Team USA gewinnt America's Cup: Das größte Comeback der Segelgeschichte

Team USA wandelt vor San Francisco einen 1:8-Rückstand in einen sensationellen 9:8-Erfolg und gewinnt in einem dramatischen Finale erneut den America’s Cup.

Er war so nah dran. Sooo nahe. Einen letzten Punkt brauchte Dean Barker noch, um den America's Cup nach Neuseeland zu entführen. Nur ein einziges verdammtes Rennen, das er hätte gewinnen müssen. Doch auch die achte Gelegenheit, die sich ihm bot, konnte er nicht nutzen. In einem dramatischen Finale unterlag das neuseeländische, von Barker angeführte Herausfordererteam dem Titelverteidiger USA. Der holte den entscheidenden neunten Punkt. Der America's Cup bleibt in den USA..

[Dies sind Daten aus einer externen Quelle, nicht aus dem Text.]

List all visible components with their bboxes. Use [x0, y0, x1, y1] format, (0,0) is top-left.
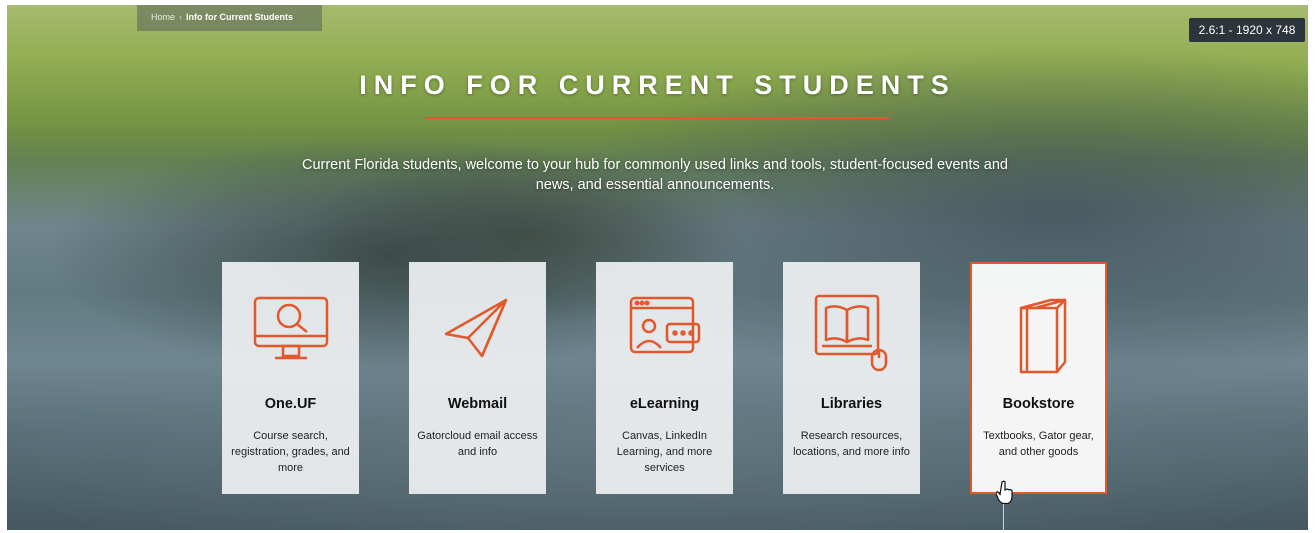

Acht vergebene Matchbälle, das wiegt schwer. Dean Barker, der sympathische Modellathlet aus Auckland, hat es nicht geschafft, den Fluch abzustreifen, der seine America’s-Cup-Karriere begleitet. Er war es, der die Silberkanne aus Neuseeland weggegeben hat, der sie verlor an seinen Landsmann und früheren Mentor Roussell Coutts, damals in den Diensten der Schweiz. Zwei weitere Male stand Barker im Finale, jedesmal wurde er geschlagen.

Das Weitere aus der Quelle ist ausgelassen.